La Secretaría de la Defensa Nacional realiza sus compras de armamento a través de un departamento de adquisiciones, dice Raúl Benítez, aunque este procedimiento permanece oculto. “En la Oficialía Mayor (de la Defensa) hay responsables de adquisiciones, pero no se conoce públicamente cómo es ese proceso; se desconoce como es el proceso de toma de decisiones para adquirir armamento, es secreto, el mecanismo de compra de armamento en México siempre ha sido confidencial”.

“Las empresas (de armamento) abren oficinas para vender sus productos, por ejemplo, se sabe de empresas francesas que cabildean la venta de armas por toda América Latina, los rusos han sido muy buenos vendiendo armamento barato en la región; Rusia, Ucrania, ahora China se está convirtiendo en exportador de armas muy importante, que también con la ecuación calidad-precio los armamentos chinos son muy apropiados”, dice Benítez.

Raúl Benítez asegura que se ha detectado a empresas de estos países haciendo labor de cabildeo en la Secretaría de la Defensa Nacional para vender sus armas.

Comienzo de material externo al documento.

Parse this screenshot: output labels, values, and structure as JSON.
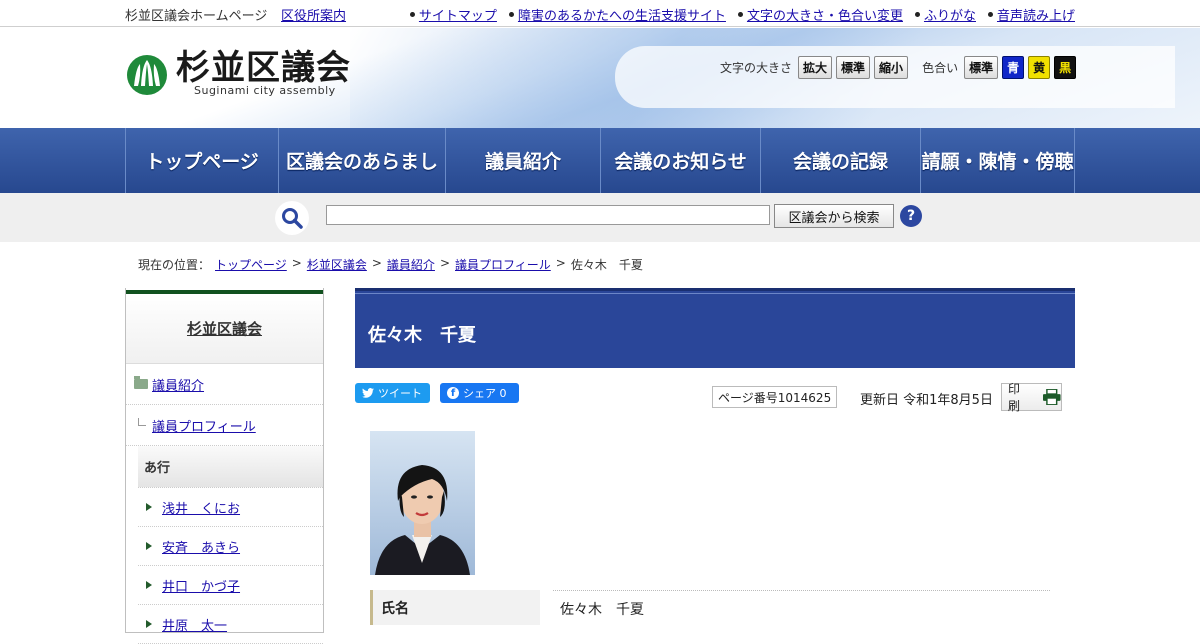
{
  "topbar": {
    "site_name": "杉並区議会ホームページ",
    "guide": "区役所案内",
    "links": [
      "サイトマップ",
      "障害のあるかたへの生活支援サイト",
      "文字の大きさ・色合い変更",
      "ふりがな",
      "音声読み上げ"
    ]
  },
  "header": {
    "logo_title": "杉並区議会",
    "logo_sub": "Suginami city assembly",
    "font_size_label": "文字の大きさ",
    "font_buttons": [
      "拡大",
      "標準",
      "縮小"
    ],
    "color_label": "色合い",
    "color_buttons": [
      "標準",
      "青",
      "黄",
      "黒"
    ],
    "colors": {
      "blue": "#1026c8",
      "yellow": "#f1e000",
      "black": "#111111"
    }
  },
  "nav": [
    "トップページ",
    "区議会のあらまし",
    "議員紹介",
    "会議のお知らせ",
    "会議の記録",
    "請願・陳情・傍聴"
  ],
  "search": {
    "placeholder": "",
    "button": "区議会から検索",
    "help": "?"
  },
  "breadcrumb": {
    "label": "現在の位置：",
    "items": [
      "トップページ",
      "杉並区議会",
      "議員紹介",
      "議員プロフィール"
    ],
    "current": "佐々木　千夏",
    "separator": ">"
  },
  "sidebar": {
    "title": "杉並区議会",
    "item1": "議員紹介",
    "item2": "議員プロフィール",
    "group": "あ行",
    "members": [
      "浅井　くにお",
      "安斉　あきら",
      "井口　かづ子",
      "井原　太一"
    ]
  },
  "main": {
    "title": "佐々木　千夏",
    "tweet": "ツイート",
    "share": "シェア 0",
    "page_no": "ページ番号1014625",
    "updated": "更新日 令和1年8月5日",
    "print": "印刷",
    "table": {
      "label": "氏名",
      "value": "佐々木　千夏"
    }
  },
  "accent_colors": {
    "nav": "#2f53a0",
    "title_bar": "#2a4699",
    "sidebar_top": "#11511f"
  }
}
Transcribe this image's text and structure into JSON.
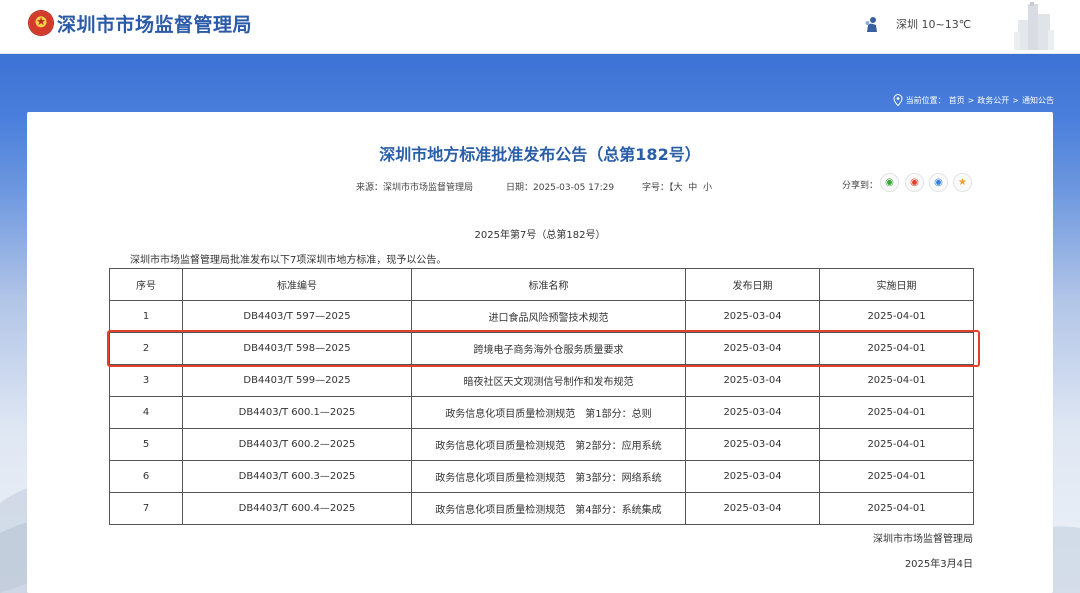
{
  "header": {
    "site_title": "深圳市市场监督管理局",
    "weather": "深圳 10~13℃"
  },
  "breadcrumb": {
    "prefix": "当前位置：",
    "items": [
      "首页",
      "政务公开",
      "通知公告"
    ],
    "separator": ">"
  },
  "article": {
    "title": "深圳市地方标准批准发布公告（总第182号）",
    "source_label": "来源：深圳市市场监督管理局",
    "date_label": "日期：2025-03-05 17:29",
    "fontsize": {
      "label": "字号：",
      "open_bracket": "【",
      "large": "大",
      "medium": "中",
      "small": "小"
    },
    "share_label": "分享到：",
    "share_icons": [
      "wechat-icon",
      "weibo-icon",
      "qq-icon",
      "qzone-icon"
    ],
    "issue_no": "2025年第7号（总第182号）",
    "intro": "深圳市市场监督管理局批准发布以下7项深圳市地方标准，现予以公告。",
    "signature": "深圳市市场监督管理局",
    "signature_date": "2025年3月4日"
  },
  "table": {
    "headers": [
      "序号",
      "标准编号",
      "标准名称",
      "发布日期",
      "实施日期"
    ],
    "rows": [
      [
        "1",
        "DB4403/T 597—2025",
        "进口食品风险预警技术规范",
        "2025-03-04",
        "2025-04-01"
      ],
      [
        "2",
        "DB4403/T 598—2025",
        "跨境电子商务海外仓服务质量要求",
        "2025-03-04",
        "2025-04-01"
      ],
      [
        "3",
        "DB4403/T 599—2025",
        "暗夜社区天文观测信号制作和发布规范",
        "2025-03-04",
        "2025-04-01"
      ],
      [
        "4",
        "DB4403/T 600.1—2025",
        "政务信息化项目质量检测规范　第1部分：总则",
        "2025-03-04",
        "2025-04-01"
      ],
      [
        "5",
        "DB4403/T 600.2—2025",
        "政务信息化项目质量检测规范　第2部分：应用系统",
        "2025-03-04",
        "2025-04-01"
      ],
      [
        "6",
        "DB4403/T 600.3—2025",
        "政务信息化项目质量检测规范　第3部分：网络系统",
        "2025-03-04",
        "2025-04-01"
      ],
      [
        "7",
        "DB4403/T 600.4—2025",
        "政务信息化项目质量检测规范　第4部分：系统集成",
        "2025-03-04",
        "2025-04-01"
      ]
    ]
  },
  "colors": {
    "brand_blue": "#2b5aa8",
    "title_blue": "#2a5ea8",
    "highlight_red": "#e2412b"
  }
}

“La modalidad depende de cómo la Sedena y la Marina compran armas, depende qué es lo que van a comprar, cómo lo escogen y cómo lo licitan y quiénes ofrecen mejor precio”, señala el académico. “La cosa es que es secreta esa información”.

Raúl Benítez dice que “en algunas ocasiones debe de haber licitaciones y en otras ocasiones puede no haber licitaciones”, pero que el problema consiste en que este proceso de adquisición de armas permanece en el secreto.

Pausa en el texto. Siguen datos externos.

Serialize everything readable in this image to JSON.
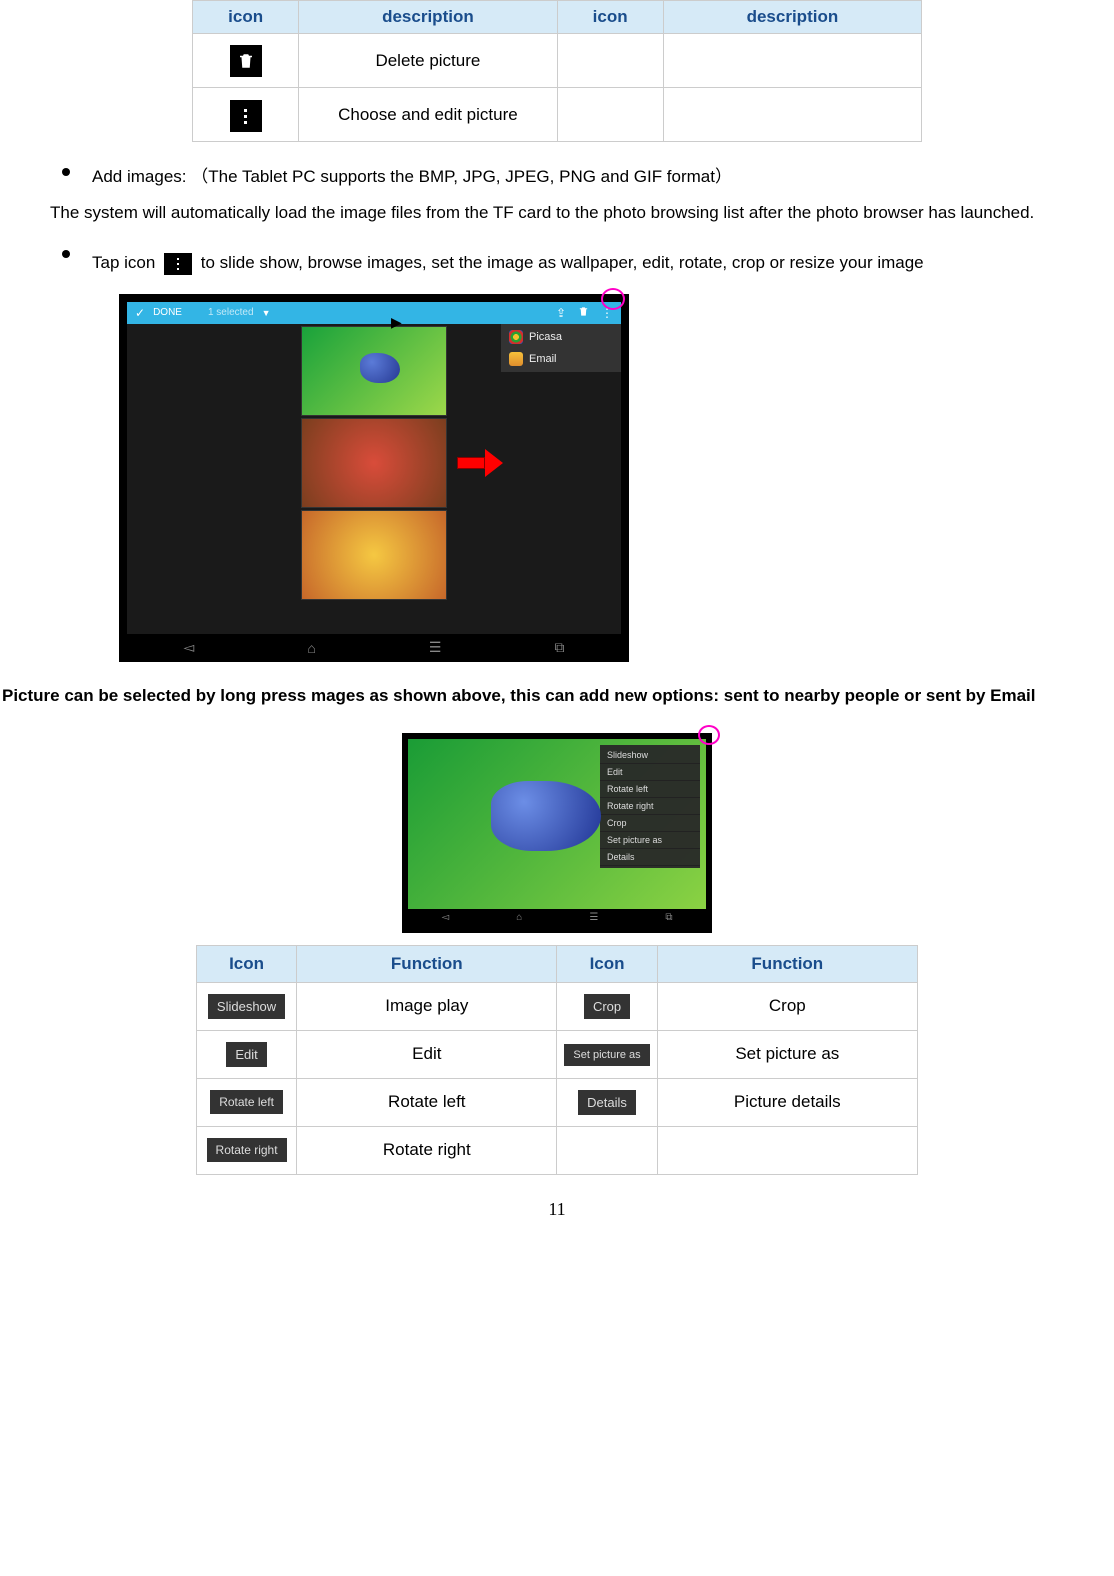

“Si bien es cierto que debe haber un nivel de secreto en cuanto al tipo de operación, tiene que haber transparencia en el abasto, los comerciantes de armas les pueden dar a costos extremadamente altos”, advierte Guillermo Garduño, investigador de la UAM Iztapalapa y experto en asuntos de defensa.

A finales de 1999 el Departamento de Comercio de Estados Unidos elaboró una guía para empresas norteamericanas con intenciones de comercializar sus productos en el mercado extranjero, y en lo relacionado con la venta de armamento a México, advertía que “no existen licitaciones públicas y tampoco reglas escritas para la venta de armamento al gobierno mexicano”.

El informe indicaba que era necesario estar bien conectado “en la extensa y oculta red de arreglos verbales” de los militares de alto rango de la Secretaría de la Defensa Nacional.